Itulah sebuah kearifan lokal di Ranah Minang, sebuah falsafah hidup yang berlandaskan akal dan iman, yang berpijak pada sunatullah dan tuntunan Al-Qur’an.
“Alam takambang jadi guru”..
“Indak lakang di paneh, indak lapuak di hujan”.
Dari dahulu sampai kini, tak henti, berlaku turun temurun.

Lihatlah sekeliling kita,
Nagari Gunuang yang indah ini,
mancaliak ka mudiak, tampak puncak gunuang Marapi.
Mancaliak ka arah Barat ado Gunuang Singgalang nan manjulang.
Mancaliak dari sabalah ateh tampak danau Singkarak yang menyimpan ikan bilih, yang hanya satu-satunya di dunia, endemik di danau Singkarak.

Ini lah kampuang kito,
Gunuang Sajati,
gunuang sansai bakuliliang,
jo hutan badaun rimbun,
dari mudiak ka ilie tak berhenti aie mangalie.
Tahampa sawah-sawah,
dari bukik ka lambah-lambah,
bapamatang- bajanjang-janjang.
Ado mato aie bula’an di Sigando,
ado mato air di ikue lubuak dan tempat lain.
Airnya bersih bening tak perlu disaring.

Subhanallah, demikian besar anugerah Allah yang tercurah bagi kita urang nagari Gunuang. Dibandingkan dengan wilayah di belahan lain di muka bumi, yang kering kerontang, Nagari Gunuang tak lain adalah sebuah Surga yang terhampar di muka bumi, yang diperuntukkan oleh Allah bagi kita urang nagari Gunuang. Allah telah memelihara kesuburan tanah kita dengan muntahan abu vulkanik Gunung Marapi. Hutan-hutan lebat di lereng gunung Marapi berjasa menyimpan air tanah bagi kehidupan kita dan sawah kita.

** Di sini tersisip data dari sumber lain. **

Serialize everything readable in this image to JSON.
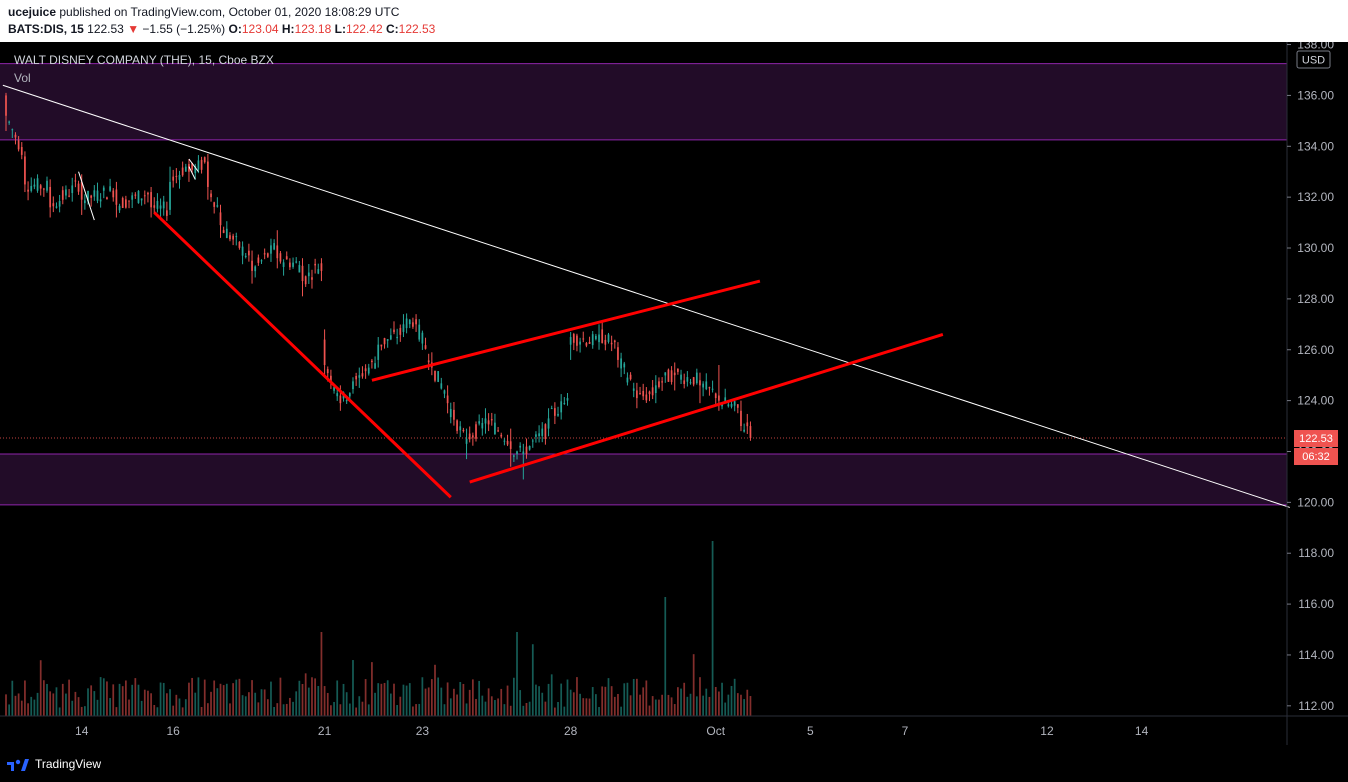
{
  "header": {
    "author": "ucejuice",
    "published_text": "published on TradingView.com, October 01, 2020 18:08:29 UTC",
    "symbol": "BATS:DIS, 15",
    "last": "122.53",
    "change_arrow": "▼",
    "change": "−1.55 (−1.25%)",
    "o_label": "O:",
    "o_value": "123.04",
    "h_label": "H:",
    "h_value": "123.18",
    "l_label": "L:",
    "l_value": "122.42",
    "c_label": "C:",
    "c_value": "122.53"
  },
  "legend": {
    "title": "WALT DISNEY COMPANY (THE), 15, Cboe BZX",
    "vol": "Vol"
  },
  "currency": "USD",
  "price_label": "122.53",
  "countdown": "06:32",
  "footer": {
    "brand": "TradingView"
  },
  "colors": {
    "background": "#000000",
    "up": "#26a69a",
    "down": "#ef5350",
    "zone_fill": "#220c28",
    "zone_border": "#8e24aa",
    "trend_white": "#ffffff",
    "trend_red": "#ff0000",
    "price_tag": "#ef5350"
  },
  "chart_data": {
    "type": "candlestick",
    "y_ticks": [
      "112.00",
      "114.00",
      "116.00",
      "118.00",
      "120.00",
      "122.00",
      "124.00",
      "126.00",
      "128.00",
      "130.00",
      "132.00",
      "134.00",
      "136.00",
      "138.00"
    ],
    "x_ticks": [
      "14",
      "16",
      "21",
      "23",
      "28",
      "Oct",
      "5",
      "7",
      "12",
      "14"
    ],
    "ylim": [
      111.6,
      138.1
    ],
    "last_price": 122.53,
    "zones": [
      [
        134.25,
        137.25
      ],
      [
        119.9,
        121.9
      ]
    ],
    "dotted_price_line": 122.53,
    "anchor_points": [
      {
        "bar": 0,
        "open": 136.0,
        "close": 135.2,
        "high": 136.1,
        "low": 134.6
      },
      {
        "bar": 6,
        "open": 133.6,
        "close": 132.5,
        "high": 133.8,
        "low": 132.2
      },
      {
        "bar": 14,
        "open": 132.4,
        "close": 131.6,
        "high": 132.7,
        "low": 131.2
      },
      {
        "bar": 24,
        "open": 132.6,
        "close": 131.9,
        "high": 132.9,
        "low": 131.3
      },
      {
        "bar": 35,
        "open": 132.3,
        "close": 131.7,
        "high": 132.6,
        "low": 131.2
      },
      {
        "bar": 46,
        "open": 132.2,
        "close": 131.6,
        "high": 132.4,
        "low": 131.2
      },
      {
        "bar": 52,
        "open": 131.5,
        "close": 132.6,
        "high": 133.2,
        "low": 131.3
      },
      {
        "bar": 58,
        "open": 133.3,
        "close": 133.0,
        "high": 133.5,
        "low": 132.6
      },
      {
        "bar": 64,
        "open": 133.4,
        "close": 132.4,
        "high": 133.7,
        "low": 131.9
      },
      {
        "bar": 68,
        "open": 131.4,
        "close": 130.9,
        "high": 131.7,
        "low": 130.4
      },
      {
        "bar": 78,
        "open": 129.5,
        "close": 129.1,
        "high": 129.9,
        "low": 128.6
      },
      {
        "bar": 86,
        "open": 130.1,
        "close": 129.6,
        "high": 130.7,
        "low": 129.2
      },
      {
        "bar": 94,
        "open": 129.3,
        "close": 128.7,
        "high": 129.6,
        "low": 128.1
      },
      {
        "bar": 100,
        "open": 129.4,
        "close": 129.1,
        "high": 129.6,
        "low": 128.7
      },
      {
        "bar": 101,
        "open": 126.4,
        "close": 125.4,
        "high": 126.8,
        "low": 124.9
      },
      {
        "bar": 106,
        "open": 124.2,
        "close": 123.9,
        "high": 124.6,
        "low": 123.6
      },
      {
        "bar": 112,
        "open": 124.9,
        "close": 125.0,
        "high": 125.3,
        "low": 124.5
      },
      {
        "bar": 118,
        "open": 125.6,
        "close": 126.2,
        "high": 126.5,
        "low": 125.3
      },
      {
        "bar": 126,
        "open": 126.7,
        "close": 127.0,
        "high": 127.4,
        "low": 126.5
      },
      {
        "bar": 130,
        "open": 127.2,
        "close": 127.0,
        "high": 127.4,
        "low": 126.7
      },
      {
        "bar": 135,
        "open": 125.5,
        "close": 125.3,
        "high": 125.9,
        "low": 125.0
      },
      {
        "bar": 140,
        "open": 124.2,
        "close": 123.9,
        "high": 124.6,
        "low": 123.5
      },
      {
        "bar": 146,
        "open": 122.3,
        "close": 122.5,
        "high": 122.9,
        "low": 121.7
      },
      {
        "bar": 152,
        "open": 123.1,
        "close": 123.3,
        "high": 123.7,
        "low": 122.7
      },
      {
        "bar": 160,
        "open": 122.4,
        "close": 122.1,
        "high": 122.9,
        "low": 121.4
      },
      {
        "bar": 164,
        "open": 121.9,
        "close": 122.0,
        "high": 122.3,
        "low": 120.9
      },
      {
        "bar": 172,
        "open": 122.9,
        "close": 123.3,
        "high": 123.7,
        "low": 122.6
      },
      {
        "bar": 178,
        "open": 124.0,
        "close": 124.1,
        "high": 124.3,
        "low": 123.8
      },
      {
        "bar": 179,
        "open": 126.2,
        "close": 126.5,
        "high": 126.7,
        "low": 125.6
      },
      {
        "bar": 188,
        "open": 126.3,
        "close": 126.6,
        "high": 127.0,
        "low": 126.0
      },
      {
        "bar": 194,
        "open": 126.1,
        "close": 125.6,
        "high": 126.3,
        "low": 125.3
      },
      {
        "bar": 200,
        "open": 124.4,
        "close": 124.1,
        "high": 124.7,
        "low": 123.7
      },
      {
        "bar": 206,
        "open": 124.3,
        "close": 124.6,
        "high": 125.0,
        "low": 123.9
      },
      {
        "bar": 212,
        "open": 125.1,
        "close": 125.0,
        "high": 125.5,
        "low": 124.4
      },
      {
        "bar": 220,
        "open": 124.8,
        "close": 124.6,
        "high": 125.1,
        "low": 123.9
      },
      {
        "bar": 226,
        "open": 124.2,
        "close": 124.0,
        "high": 125.4,
        "low": 123.6
      },
      {
        "bar": 233,
        "open": 123.6,
        "close": 123.0,
        "high": 124.0,
        "low": 122.8
      },
      {
        "bar": 236,
        "open": 123.0,
        "close": 122.53,
        "high": 123.18,
        "low": 122.42
      }
    ],
    "x_tick_bars": [
      24,
      53,
      101,
      132,
      179,
      225,
      255,
      285,
      330,
      360
    ],
    "total_slots": 408,
    "trendlines": [
      {
        "color": "white",
        "from": {
          "bar": -1,
          "price": 136.4
        },
        "to": {
          "bar": 407,
          "price": 119.8
        }
      },
      {
        "color": "red",
        "from": {
          "bar": 47,
          "price": 131.4
        },
        "to": {
          "bar": 141,
          "price": 120.2
        }
      },
      {
        "color": "red",
        "from": {
          "bar": 116,
          "price": 124.8
        },
        "to": {
          "bar": 239,
          "price": 128.7
        }
      },
      {
        "color": "red",
        "from": {
          "bar": 147,
          "price": 120.8
        },
        "to": {
          "bar": 297,
          "price": 126.6
        }
      }
    ],
    "small_marks": [
      {
        "color": "white",
        "from": {
          "bar": 23,
          "price": 133.0
        },
        "to": {
          "bar": 28,
          "price": 131.1
        }
      },
      {
        "color": "white",
        "from": {
          "bar": 58,
          "price": 133.5
        },
        "to": {
          "bar": 61,
          "price": 133.0
        }
      },
      {
        "color": "white",
        "from": {
          "bar": 58,
          "price": 133.2
        },
        "to": {
          "bar": 60,
          "price": 132.7
        }
      }
    ],
    "volume_spikes": [
      {
        "bar": 209,
        "value": 8.5
      },
      {
        "bar": 224,
        "value": 12.5
      },
      {
        "bar": 162,
        "value": 6.0
      },
      {
        "bar": 100,
        "value": 6.0
      }
    ]
  }
}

Kalau pun ada sesekali gempa vulkanik, tak lain agar kita selalu mengingat Allah, bahwa Allah lah pemilik alam semesta, kita diingatkan agar selalu menjalankan perintahNya dan menghindari larangan-Nya, agar supaya kita terhindar dari kemurkaan-Nya. Jadi, sangat beralasan bagi kita untuk selalu merenungkan firman Allah dalam surat Ar-rahman yang berulang-ulang dikatakan-Nya::

*_Fabiayalaa irabbikumaa tukazibaan_*
(Maka nikmat Tuhan kamu yang manakah yang kamu dustakan?)

*Kehadiran surau di ranah Minang adalah suatu kearifan lokal lain, yang diwariskan oleh niniek mamak kita, yang perlu kita pelihara.*

Di setiap nagari di Minangkabau, sebagai contoh saja, di Nagari Gunuang kita mengetahui, ada surau di Sigando, ada surau di Gantiang, ada surau di simpang Lubuak, ada di surau Ngalau atau ditempat lainnya.

Dahulu, beberapa puluh tahun yang lalu, tidak ada seorang anakpun disuatu kampung yang tidak belajar mengaji di surau.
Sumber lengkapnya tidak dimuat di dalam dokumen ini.